This repo probably should get renamed, as it has expanded past using just SPP.
Calling peaks from NGS data, be it from CHIP-seq, PAR-CLIP, RIP-seq, IMPACT-seq or other flavors is super tricky and prone to generating false positives. It is important to be able to not only call peaks but call peaks that are reproducible amongst biological replicates. The issue that IDR (irreproducible discovery rate) tries to solve is how to flag peaks which are not reproducible amongst replicates but without crushing your ability to detect peaks.
Anshul explains the purpose of IDR more eloquently:
Reproducibility is essential to reliable scientific discovery in high-throughput experiments. The IDR (Irreproducible Discovery Rate) framework is a unified approach to measure the reproducibility of findings identified from replicate experiments and provide highly stable thresholds based on reproducibility. Unlike the usual scalar measures of reproducibility, the IDR approach creates a curve, which quantitatively assesses when the findings are no longer consistent across replicates. In layman's terms, the IDR method compares a pair of ranked lists of identifications (such as ChIP-seq peaks). These ranked lists should not be pre-thresholded i.e. they should provide identifications across the entire spectrum of high confidence/enrichment (signal) and low confidence/enrichment (noise). The IDR method then fits the bivariate rank distributions over the replicates in order to separate signal from noise based on a defined confidence of rank consistency and reproducibility of identifications i.e the IDR threshold.
Preparing everything and running IDR is a pain; Anshul solved part of the pain by writing wrappers around the IDR repo in Bioconductor, but still requires a bunch of annoying steps to run. You have to take your BAM files of alignments and split them and combine them in various ways to generate the psuedoreplicates and pooled replicates to call IDR on. The peaks output must be in the narrowPeak format, which not all peak callers generate. This repo wraps up the workflow sketched out here:
https://sites.google.com/site/anshulkundaje/projects/idr
into something that is much easier to run.

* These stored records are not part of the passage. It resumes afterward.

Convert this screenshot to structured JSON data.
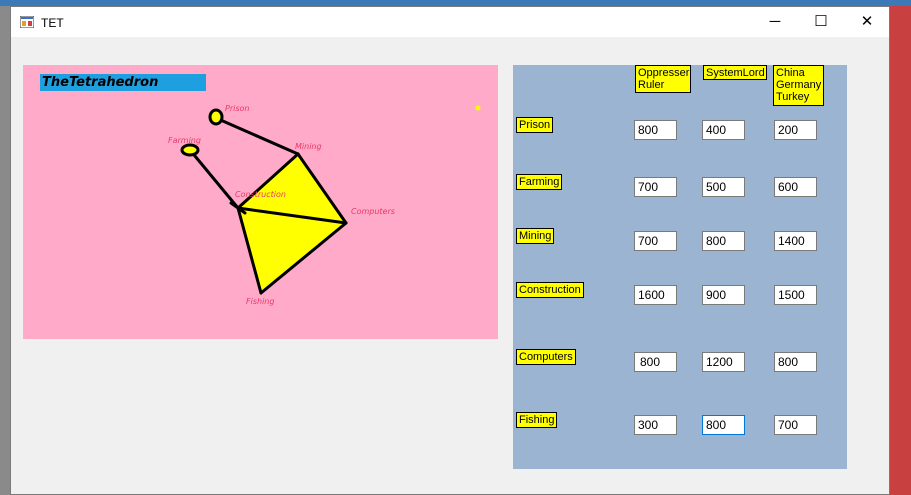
{
  "window": {
    "title": "TET",
    "minimize_glyph": "─",
    "maximize_glyph": "☐",
    "close_glyph": "✕"
  },
  "canvas": {
    "logo_text": "TheTetrahedron",
    "nodes": {
      "prison": "Prison",
      "farming": "Farming",
      "mining": "Mining",
      "construction": "Construction",
      "computers": "Computers",
      "fishing": "Fishing"
    }
  },
  "columns": [
    "Oppresser Ruler",
    "SystemLord",
    "China Germany Turkey"
  ],
  "rows": [
    {
      "label": "Prison",
      "values": [
        "800",
        "400",
        "200"
      ]
    },
    {
      "label": "Farming",
      "values": [
        "700",
        "500",
        "600"
      ]
    },
    {
      "label": "Mining",
      "values": [
        "700",
        "800",
        "1400"
      ]
    },
    {
      "label": "Construction",
      "values": [
        "1600",
        "900",
        "1500"
      ]
    },
    {
      "label": "Computers",
      "values": [
        "800",
        "1200",
        "800"
      ]
    },
    {
      "label": "Fishing",
      "values": [
        "300",
        "800",
        "700"
      ]
    }
  ],
  "colors": {
    "canvas_bg": "#ffaac8",
    "panel_bg": "#9ab4d2",
    "label_bg": "#ffff00",
    "logo_bg": "#1e9fe0"
  }
}
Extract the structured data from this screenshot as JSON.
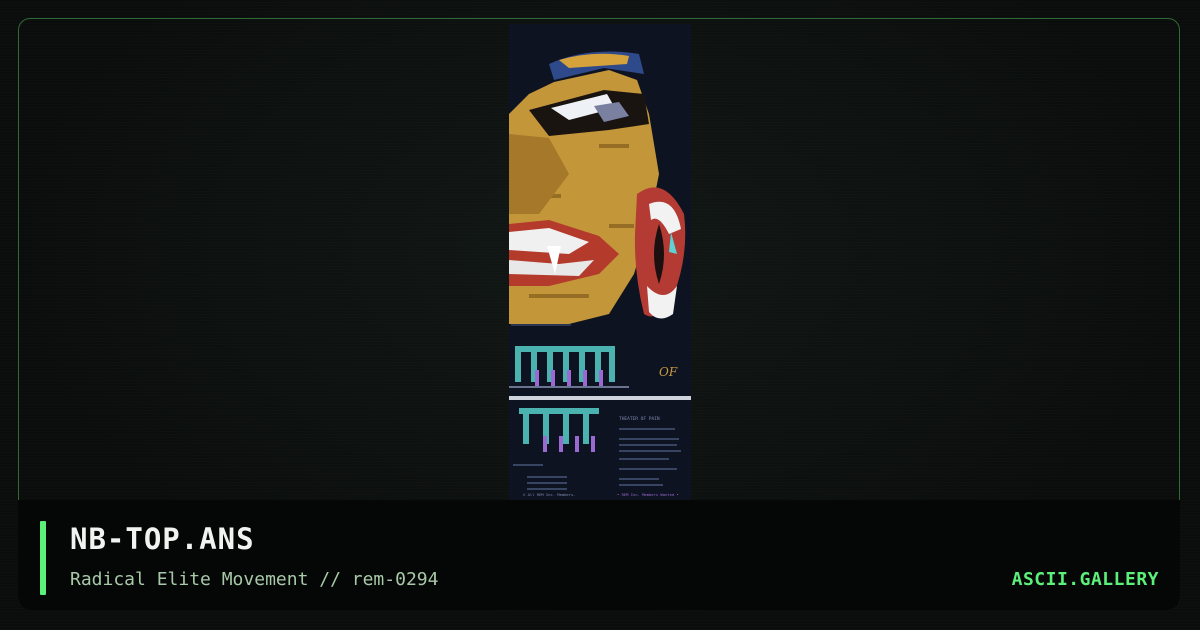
{
  "artwork": {
    "title": "NB-TOP.ANS",
    "group": "Radical Elite Movement // rem-0294",
    "art_header": "THEATER OF PAIN",
    "art_footer_left": "© All REM Inc. Members.",
    "art_footer_right": "• REM Inc. Members Wanted •"
  },
  "branding": {
    "site": "ASCII.GALLERY"
  },
  "colors": {
    "accent": "#5cf07a",
    "frame_border": "#2f6b34",
    "face": "#c99a3c",
    "logo_teal": "#4ab3b0",
    "logo_purple": "#9a6ad0"
  }
}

Two peak callers can be used, more can be added pretty easily though:
- SPP for performing peak calls on punctate chromatin marks for CHIP-seq experiments.
- clipper for performing peak calls on RNA binding experiments such as CLIP-seq or IMPACT-seq, for reads mapped to hg19 only
You have BAM files from a CHIP-seq experiment made with punctate chromatin marks such as H3k9ac, H3k27ac, H3k4me3, etc. and want to call a set of peaks reproducible across your replicates.
This is a simplified implementation of the workflow sketched out here: https://sites.google.com/site/anshulkundaje/projects/idr
An intuitive overview of IDR can be found here: http://www.personal.psu.edu/users/q/u/qul12/IDR101.pdf
git clone git@github.com:roryk/spp-idr.git
cd spp-idr
python setup.py install
python install-tools.py --tool_path=tools
run_idr.py --caller spp --controls BAM1 BAM2 BAM3 --experimental BAM1 BAM2 BAM3 tool_path
You should set num-jobs to be twice the amount of BAM files you have.
run_idr.py --num-jobs 8 --lsf-queue default --caller spp --control BAM1 BAM2 BAM3 --experimental BAM1 BAM BAM3 tool_path
You should set num-jobs to be twice the amount of BAM files you have.
run_idr.py --num-jobs 8 --sge-queue default --caller spp --control BAM1 BAM2 BAM3 --experimental BAM1 BAM2 BAM3 tool_path
You should set num-jobs to be twice the amount of BAM files you have.
run_idr.py --caller spp --num-jobs 8 --torque-queue torque --control BAM1 BAM2 BAM3 --experimental BAM1 BAM2 BAM3 tool_path
This generates quite a lot of output files. The conservative set of peak calls and the optimum set of peak calls can be found in the peaks directory.
There are also several diagnostic plots in the "peaks" directory created by SPP which are important to look at to determine if the correct fragment length was calculated. You should look at those and make sure they look correct, otherwise you might end up analyzing a lot of noisy garbage. The documentation for SPP has more information about these plots.